SOUTH OF THE BORDER: Goodell said of having games in Mexico, "One of our fastest-growing audience segments are Hispanic fans." He added, "We're proud of that. That's intentional. We're working harder to reach those fans, introduce them to the game or if they are already great fans we want to give them more of the game and you're seeing that through all of our media offerings." Goodell said "we have great coverage" in Mexico and "what we're trying to do is figure out new ways of engaging those fans" (NFL Network, 1/31).
Racing Victoria bosses "have countered claims that they have been to slow to unravel the multi million dollar mess left by the collapse of the BC3 Thoroughbreds set up," and the organization says "it has accumulated more than one million pieces of information to help them unravel the complicated fall out of the punting and investment scandal," according to Michael Lynch of THE AGE. RV Exec GM Integrity Services Dayle Brown said that the probe "is by far the biggest investigation ever taken by the sport's governing body." Brown: "The analysis of this data has taken considerable time, but we are nearing completion of this phase of the investigation and are building an intimate picture of BC3 Thoroughbreds and its racehorse ownership business" (THE AGE, 2/2). In Sydney, Patrick Bartley reported Racing authorities fear that a dangerous new drug that "is being used by trainers in Australia and they admit they do not have the means to test for it, or the jurisdiction to punish offenders if a positive test is found." Victorian racing investigators "now use human laboratories or overseas testing facilities in a bid to apprehend horse trainers who are using the drug cobalt chloride." And stewards "are unable to charge trainers with the use of the substance because the appropriate threshold levels are still to be determined" (SYDNEY MORNING HERALD, 2/3).
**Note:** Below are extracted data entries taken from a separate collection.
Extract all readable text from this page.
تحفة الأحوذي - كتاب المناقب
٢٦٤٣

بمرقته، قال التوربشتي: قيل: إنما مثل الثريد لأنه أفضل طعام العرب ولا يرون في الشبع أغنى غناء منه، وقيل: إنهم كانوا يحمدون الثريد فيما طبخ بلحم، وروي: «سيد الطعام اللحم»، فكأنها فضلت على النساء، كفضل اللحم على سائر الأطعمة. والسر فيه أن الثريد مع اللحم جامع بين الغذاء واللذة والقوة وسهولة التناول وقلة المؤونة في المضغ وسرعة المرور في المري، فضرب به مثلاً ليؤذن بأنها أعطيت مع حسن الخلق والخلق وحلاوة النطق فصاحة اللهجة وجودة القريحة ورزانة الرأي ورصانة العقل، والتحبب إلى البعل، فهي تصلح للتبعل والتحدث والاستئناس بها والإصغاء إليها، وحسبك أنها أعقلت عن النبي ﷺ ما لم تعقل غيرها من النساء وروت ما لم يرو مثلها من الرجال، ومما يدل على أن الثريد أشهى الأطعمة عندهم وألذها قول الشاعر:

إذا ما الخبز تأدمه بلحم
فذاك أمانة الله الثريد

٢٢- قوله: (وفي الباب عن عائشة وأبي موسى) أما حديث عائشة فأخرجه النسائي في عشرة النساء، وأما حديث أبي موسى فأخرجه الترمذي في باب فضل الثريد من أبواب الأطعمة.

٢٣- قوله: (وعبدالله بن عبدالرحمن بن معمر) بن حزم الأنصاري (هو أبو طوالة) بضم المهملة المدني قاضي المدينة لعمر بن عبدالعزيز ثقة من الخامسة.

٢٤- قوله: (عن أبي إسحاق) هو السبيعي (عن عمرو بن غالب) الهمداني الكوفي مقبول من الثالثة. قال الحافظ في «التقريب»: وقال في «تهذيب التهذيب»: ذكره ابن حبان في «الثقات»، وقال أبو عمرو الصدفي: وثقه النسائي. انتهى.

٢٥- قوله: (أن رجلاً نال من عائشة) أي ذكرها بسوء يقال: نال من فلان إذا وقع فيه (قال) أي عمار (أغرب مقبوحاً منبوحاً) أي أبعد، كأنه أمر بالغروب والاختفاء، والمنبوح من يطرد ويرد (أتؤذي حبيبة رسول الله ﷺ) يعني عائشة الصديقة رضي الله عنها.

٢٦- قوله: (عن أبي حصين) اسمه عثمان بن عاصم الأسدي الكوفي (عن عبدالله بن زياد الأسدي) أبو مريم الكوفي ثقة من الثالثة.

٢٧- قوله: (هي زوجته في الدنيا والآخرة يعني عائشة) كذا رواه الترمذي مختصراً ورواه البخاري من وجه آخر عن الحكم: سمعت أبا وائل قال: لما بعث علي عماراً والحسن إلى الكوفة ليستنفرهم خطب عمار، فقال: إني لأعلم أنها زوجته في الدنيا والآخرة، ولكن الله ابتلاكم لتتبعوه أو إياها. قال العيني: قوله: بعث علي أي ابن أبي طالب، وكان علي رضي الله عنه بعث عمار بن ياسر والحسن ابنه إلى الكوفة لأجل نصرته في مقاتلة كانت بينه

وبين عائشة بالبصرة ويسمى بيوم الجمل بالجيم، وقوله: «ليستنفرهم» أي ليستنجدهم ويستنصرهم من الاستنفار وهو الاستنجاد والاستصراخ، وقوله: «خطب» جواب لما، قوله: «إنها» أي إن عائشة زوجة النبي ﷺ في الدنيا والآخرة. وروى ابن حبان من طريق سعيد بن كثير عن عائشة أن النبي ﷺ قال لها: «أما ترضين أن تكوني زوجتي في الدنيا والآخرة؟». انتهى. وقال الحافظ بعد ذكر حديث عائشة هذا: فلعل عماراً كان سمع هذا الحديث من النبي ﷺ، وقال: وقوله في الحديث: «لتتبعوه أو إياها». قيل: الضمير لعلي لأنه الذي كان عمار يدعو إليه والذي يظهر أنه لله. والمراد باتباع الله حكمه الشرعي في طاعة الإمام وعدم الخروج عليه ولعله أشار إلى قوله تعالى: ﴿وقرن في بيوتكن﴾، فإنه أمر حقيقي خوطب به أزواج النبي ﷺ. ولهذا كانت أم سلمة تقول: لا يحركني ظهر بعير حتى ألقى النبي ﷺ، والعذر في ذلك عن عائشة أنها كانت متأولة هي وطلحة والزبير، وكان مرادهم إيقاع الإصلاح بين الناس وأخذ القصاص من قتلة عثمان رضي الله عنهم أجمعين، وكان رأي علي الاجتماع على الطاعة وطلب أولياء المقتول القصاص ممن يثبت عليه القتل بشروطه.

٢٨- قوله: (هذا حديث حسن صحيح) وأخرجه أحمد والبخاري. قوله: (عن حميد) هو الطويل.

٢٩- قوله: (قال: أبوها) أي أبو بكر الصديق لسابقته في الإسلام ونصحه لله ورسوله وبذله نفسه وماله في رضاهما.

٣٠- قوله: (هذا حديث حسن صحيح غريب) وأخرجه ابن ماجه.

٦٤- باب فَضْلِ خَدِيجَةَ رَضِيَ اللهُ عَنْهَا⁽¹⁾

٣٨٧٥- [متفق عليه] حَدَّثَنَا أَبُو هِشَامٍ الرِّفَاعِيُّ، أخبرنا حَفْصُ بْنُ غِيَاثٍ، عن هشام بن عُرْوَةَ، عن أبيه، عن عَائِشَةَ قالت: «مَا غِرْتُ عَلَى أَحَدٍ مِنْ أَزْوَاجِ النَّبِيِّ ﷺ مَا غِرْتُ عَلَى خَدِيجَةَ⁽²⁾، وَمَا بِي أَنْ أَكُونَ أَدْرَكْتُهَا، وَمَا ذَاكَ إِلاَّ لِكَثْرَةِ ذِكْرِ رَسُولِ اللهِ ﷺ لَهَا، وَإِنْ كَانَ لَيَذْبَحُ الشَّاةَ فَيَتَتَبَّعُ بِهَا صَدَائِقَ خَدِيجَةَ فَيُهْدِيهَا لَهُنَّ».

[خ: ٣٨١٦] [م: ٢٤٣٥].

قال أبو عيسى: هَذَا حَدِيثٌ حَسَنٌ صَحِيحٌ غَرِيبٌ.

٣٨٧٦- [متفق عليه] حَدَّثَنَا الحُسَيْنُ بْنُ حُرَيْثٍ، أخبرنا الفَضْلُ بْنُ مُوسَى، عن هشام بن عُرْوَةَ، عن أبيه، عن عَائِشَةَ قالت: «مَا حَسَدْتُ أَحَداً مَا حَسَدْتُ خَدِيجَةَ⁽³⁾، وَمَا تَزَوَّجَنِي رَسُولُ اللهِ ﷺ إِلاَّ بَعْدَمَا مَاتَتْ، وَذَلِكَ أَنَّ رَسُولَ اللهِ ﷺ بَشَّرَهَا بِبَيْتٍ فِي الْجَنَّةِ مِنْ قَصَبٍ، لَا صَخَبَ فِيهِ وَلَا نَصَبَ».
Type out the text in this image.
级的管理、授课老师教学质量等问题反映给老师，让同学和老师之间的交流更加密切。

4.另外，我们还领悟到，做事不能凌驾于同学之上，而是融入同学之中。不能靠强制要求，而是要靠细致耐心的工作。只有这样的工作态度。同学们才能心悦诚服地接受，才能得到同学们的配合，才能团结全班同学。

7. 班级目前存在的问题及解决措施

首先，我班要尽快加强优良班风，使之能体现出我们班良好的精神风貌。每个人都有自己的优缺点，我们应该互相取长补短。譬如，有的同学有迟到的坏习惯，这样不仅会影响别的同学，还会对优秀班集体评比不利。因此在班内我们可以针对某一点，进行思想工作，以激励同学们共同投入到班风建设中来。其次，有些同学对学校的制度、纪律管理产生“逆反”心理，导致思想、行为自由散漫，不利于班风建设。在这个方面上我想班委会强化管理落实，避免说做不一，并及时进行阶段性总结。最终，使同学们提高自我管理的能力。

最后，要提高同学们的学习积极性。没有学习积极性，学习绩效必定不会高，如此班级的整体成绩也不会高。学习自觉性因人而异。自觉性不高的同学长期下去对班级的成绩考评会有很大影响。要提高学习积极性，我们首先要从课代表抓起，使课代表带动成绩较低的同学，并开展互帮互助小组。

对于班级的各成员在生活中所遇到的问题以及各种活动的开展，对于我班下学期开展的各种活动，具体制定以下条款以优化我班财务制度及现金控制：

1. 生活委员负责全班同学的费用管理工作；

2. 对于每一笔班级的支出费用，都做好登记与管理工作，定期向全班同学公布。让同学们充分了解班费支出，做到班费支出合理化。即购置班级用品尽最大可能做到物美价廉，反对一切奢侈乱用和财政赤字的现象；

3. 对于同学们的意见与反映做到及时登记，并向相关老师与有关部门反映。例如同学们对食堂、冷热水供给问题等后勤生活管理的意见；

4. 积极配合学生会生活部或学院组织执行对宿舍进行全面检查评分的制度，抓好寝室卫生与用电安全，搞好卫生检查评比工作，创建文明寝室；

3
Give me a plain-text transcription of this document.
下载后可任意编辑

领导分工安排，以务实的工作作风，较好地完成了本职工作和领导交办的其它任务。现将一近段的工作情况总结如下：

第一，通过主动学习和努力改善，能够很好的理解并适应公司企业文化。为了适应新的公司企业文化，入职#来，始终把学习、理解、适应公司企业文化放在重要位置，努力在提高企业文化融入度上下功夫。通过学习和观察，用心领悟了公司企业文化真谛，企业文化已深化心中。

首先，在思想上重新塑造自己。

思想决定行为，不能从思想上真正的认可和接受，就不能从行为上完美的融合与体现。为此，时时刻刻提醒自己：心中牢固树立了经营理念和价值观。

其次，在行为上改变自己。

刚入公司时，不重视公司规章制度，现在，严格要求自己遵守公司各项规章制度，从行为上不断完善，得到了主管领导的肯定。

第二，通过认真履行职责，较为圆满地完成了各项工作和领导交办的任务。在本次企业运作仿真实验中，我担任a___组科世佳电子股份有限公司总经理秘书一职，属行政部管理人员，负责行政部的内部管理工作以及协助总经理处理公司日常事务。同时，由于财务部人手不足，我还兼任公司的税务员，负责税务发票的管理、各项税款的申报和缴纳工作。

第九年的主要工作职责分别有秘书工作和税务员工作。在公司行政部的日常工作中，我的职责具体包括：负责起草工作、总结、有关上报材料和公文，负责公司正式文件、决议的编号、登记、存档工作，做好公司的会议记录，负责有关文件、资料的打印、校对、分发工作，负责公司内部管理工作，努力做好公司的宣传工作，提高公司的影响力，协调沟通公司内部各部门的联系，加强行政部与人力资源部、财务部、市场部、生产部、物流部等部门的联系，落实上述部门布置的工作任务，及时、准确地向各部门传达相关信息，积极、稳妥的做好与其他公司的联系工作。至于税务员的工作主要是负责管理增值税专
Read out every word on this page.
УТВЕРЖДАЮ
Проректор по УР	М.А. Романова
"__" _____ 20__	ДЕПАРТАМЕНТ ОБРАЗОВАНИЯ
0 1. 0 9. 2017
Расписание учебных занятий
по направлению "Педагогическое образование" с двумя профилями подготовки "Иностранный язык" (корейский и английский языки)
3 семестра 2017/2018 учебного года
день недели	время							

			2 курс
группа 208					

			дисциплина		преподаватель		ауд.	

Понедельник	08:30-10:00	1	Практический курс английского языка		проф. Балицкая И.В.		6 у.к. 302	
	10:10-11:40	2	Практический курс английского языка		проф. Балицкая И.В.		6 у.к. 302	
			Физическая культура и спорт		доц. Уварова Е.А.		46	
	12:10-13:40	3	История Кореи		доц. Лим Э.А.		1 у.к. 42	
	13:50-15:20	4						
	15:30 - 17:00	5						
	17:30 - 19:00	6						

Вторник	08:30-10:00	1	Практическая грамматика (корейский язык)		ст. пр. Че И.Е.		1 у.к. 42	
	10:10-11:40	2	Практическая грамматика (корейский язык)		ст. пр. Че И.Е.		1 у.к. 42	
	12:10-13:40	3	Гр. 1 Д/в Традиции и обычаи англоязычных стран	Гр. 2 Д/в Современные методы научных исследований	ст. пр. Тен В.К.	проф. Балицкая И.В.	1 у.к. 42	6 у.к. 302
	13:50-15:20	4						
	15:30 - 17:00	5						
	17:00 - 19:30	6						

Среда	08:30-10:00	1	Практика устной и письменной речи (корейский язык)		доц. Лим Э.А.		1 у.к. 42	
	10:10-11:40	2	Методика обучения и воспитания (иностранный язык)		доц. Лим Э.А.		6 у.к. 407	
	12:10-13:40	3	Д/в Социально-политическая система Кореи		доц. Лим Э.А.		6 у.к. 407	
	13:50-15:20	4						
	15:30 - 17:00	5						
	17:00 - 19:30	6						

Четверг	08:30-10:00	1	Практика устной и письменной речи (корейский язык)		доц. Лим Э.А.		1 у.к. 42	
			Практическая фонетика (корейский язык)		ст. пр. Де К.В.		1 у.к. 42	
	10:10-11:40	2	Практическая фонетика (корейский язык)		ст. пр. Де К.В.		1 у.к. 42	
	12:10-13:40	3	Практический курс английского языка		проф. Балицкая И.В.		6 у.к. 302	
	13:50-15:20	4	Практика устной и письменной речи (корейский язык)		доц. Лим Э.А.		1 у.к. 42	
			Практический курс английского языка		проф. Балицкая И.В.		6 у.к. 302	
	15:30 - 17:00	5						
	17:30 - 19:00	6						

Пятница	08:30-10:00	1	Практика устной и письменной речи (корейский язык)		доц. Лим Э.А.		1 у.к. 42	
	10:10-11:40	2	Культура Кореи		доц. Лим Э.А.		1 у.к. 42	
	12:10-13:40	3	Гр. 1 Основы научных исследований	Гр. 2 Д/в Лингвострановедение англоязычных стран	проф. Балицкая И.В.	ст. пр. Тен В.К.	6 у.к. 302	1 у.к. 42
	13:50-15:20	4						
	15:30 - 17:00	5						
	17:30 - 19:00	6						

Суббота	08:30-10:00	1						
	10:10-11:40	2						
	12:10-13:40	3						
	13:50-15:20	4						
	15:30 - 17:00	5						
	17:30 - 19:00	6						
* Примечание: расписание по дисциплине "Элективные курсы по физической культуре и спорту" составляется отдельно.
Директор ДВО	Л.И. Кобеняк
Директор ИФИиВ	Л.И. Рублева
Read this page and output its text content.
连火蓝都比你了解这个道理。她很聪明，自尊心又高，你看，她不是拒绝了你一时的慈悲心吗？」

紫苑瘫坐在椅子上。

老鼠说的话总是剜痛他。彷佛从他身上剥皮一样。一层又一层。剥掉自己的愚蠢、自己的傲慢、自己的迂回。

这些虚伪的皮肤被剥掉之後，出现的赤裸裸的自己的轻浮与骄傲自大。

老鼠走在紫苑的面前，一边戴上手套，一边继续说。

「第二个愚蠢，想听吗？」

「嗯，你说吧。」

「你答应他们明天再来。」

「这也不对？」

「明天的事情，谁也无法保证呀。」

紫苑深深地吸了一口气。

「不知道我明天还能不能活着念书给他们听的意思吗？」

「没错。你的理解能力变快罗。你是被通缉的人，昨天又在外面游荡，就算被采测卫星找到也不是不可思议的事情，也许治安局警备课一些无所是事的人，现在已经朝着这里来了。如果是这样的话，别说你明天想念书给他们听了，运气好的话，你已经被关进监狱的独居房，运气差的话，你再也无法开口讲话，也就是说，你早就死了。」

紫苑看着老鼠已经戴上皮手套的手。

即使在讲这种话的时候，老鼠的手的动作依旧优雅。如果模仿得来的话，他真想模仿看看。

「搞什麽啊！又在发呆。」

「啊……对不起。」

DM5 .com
With just one seat to be officially confirmed, the V8 Supercars field "will be the smallest yet as even the top teams face a financial squeeze," according to Mark Fogarty of the BRISBANE TIMES. Two entries "have dropped out and another is doubtful, reducing the car count to 25." This V8 season, which starts with the March 1-2 Adelaide 500, "will be the first in recent years in which there hasn't been a full field of 28." A Racing Entitlement Contract "is required for each car entered by an owner and REC holders are entitled to a share of V8 racing's end-of-year profits." But because of the V8s' "poor two-year interim TV rights deal, there was no payout last year and this year is also likely to see the teams get little or nothing" (BRISBANE TIMES, 2/2).